25. Look for Extra Sources of Income
Crystal Hammond of SophisticatedSpender.com said she follows a strict budget. She sets a spending limit, and if she gets close to it, she either stops spending or, "I think of creative ways to make extra money. Like I’m a fitness instructor, so I’ll pick up extra classes to make extra money," she said.
26. Make More and Desire Less
"There are only two ways to get rich: Make more or desire less," said Nick Loper of Side Hustle Nation. "Want to accelerate the process? Do both."
You can start by earning extra money on the side. "Get a raise, freelance, sell something, invest in yourself — in other words, hustle," he said. That's the "make more" side of the equation. "And on the other side, don’t buy crap you don’t need," said Loper. "Hint: That’s almost everything."
27. Figure Out the Cost-Per-Use Before Making a Purchase
When undecided whether a purchase is a good value, Renee L. Chin, an estate lawyer and personal finance writer, suggested calculating the cost-per-use of the item. "That helps you decide, is this item really worth it," Chin said.
"For example, I fell in love with an $800 wedding dress, which was a lot of money for me being as I was a poor law student," she continued.
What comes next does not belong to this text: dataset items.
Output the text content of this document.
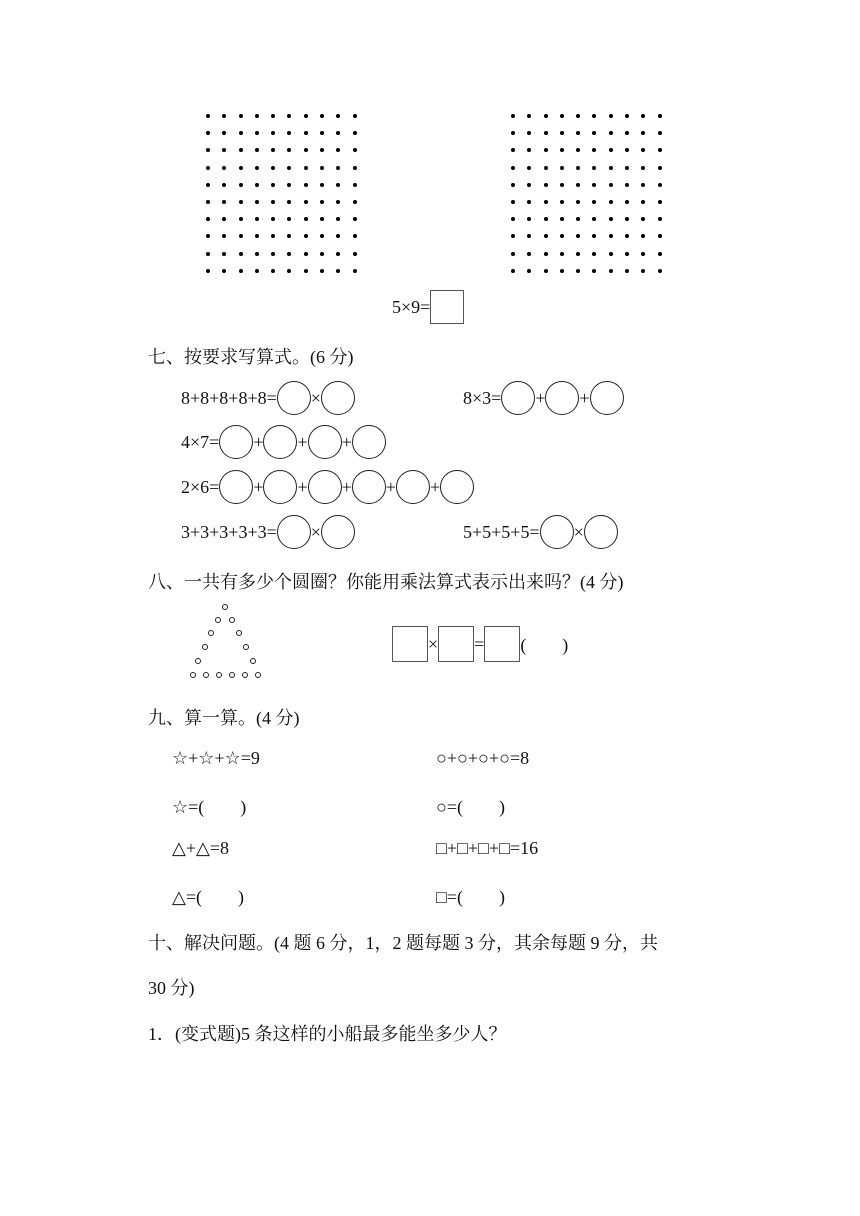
5×9=
七、按要求写算式。(6 分)
8+8+8+8+8= ×	8×3= + +
4×7= + + +
2×6= + + + + +
3+3+3+3+3= ×	5+5+5+5= ×
八、一共有多少个圆圈？你能用乘法算式表示出来吗？(4 分)
× = (　　)
九、算一算。(4 分)
☆+☆+☆=9	○+○+○+○=8
☆=(　　)	○=(　　)
△+△=8	□+□+□+□=16
△=(　　)	□=(　　)
十、解决问题。(4 题 6 分，1，2 题每题 3 分，其余每题 9 分，共
30 分)
1．(变式题)5 条这样的小船最多能坐多少人？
But Chin said she's worn her dress enough times that she's brought down the dress' cost-per-use to $66 so far.
28. Start Saving a Little Each Week
"I put $50 to $100 in savings and never touched it," said Jose Pizzaro of his best money tip. "It basically became the 'rainy day' fund."
Eventually Pizarro saved enough to follow his dream to move to New York City. He said you can also work toward your goals by saving just a little extra every week. "It doesn’t have to be 50 to 100 dollars," he said. "It could be $10 to $20, or $5 or $10, as long as you’re saving it all adds up."
29. Negotiate a Lower Interest Rate on Your Debt
"Call your creditors to negotiate a lower rate," advised Natasha Campbell, a personal finance expert and founder of Lifestyle Success Unlimited. She also advised others to be patient and stay positive when speaking to creditors. "Your attitude toward the process will determine your success, so treat others the way that you would like to be treated," she said.
"Be sure that you also have your current statement with your rate and your account number," added Campbell. Make sure to mention "any introductory offers that you might have received and your good credit standing history. Convince them to lower your rate by at least 25 percent. You might be surprised how they might be willing to work with you."
30. Use Your Smartphone as a Money-Managing Tool
Cary Carbonaro, CFP and author, suggested, "Use your smartphone to make you smarter when it comes to your finances."
"I want you to take your phone with you and use it for tracking your spending for your budgeting," Carbonaro said. "For example, an application like Mint, which will tell you if you’re over budget or under budget."
Then there is shopping. Carbonaro said that credit card issuers might even offer cash-back bonuses when you shop at certain stores, which you can find with a quick smartphone internet search. "Then you can use Shopular, for example, a shopping application — when you walk into the store it will tell you what’s on sale and if there’s a coupon you can use, which is fabulous."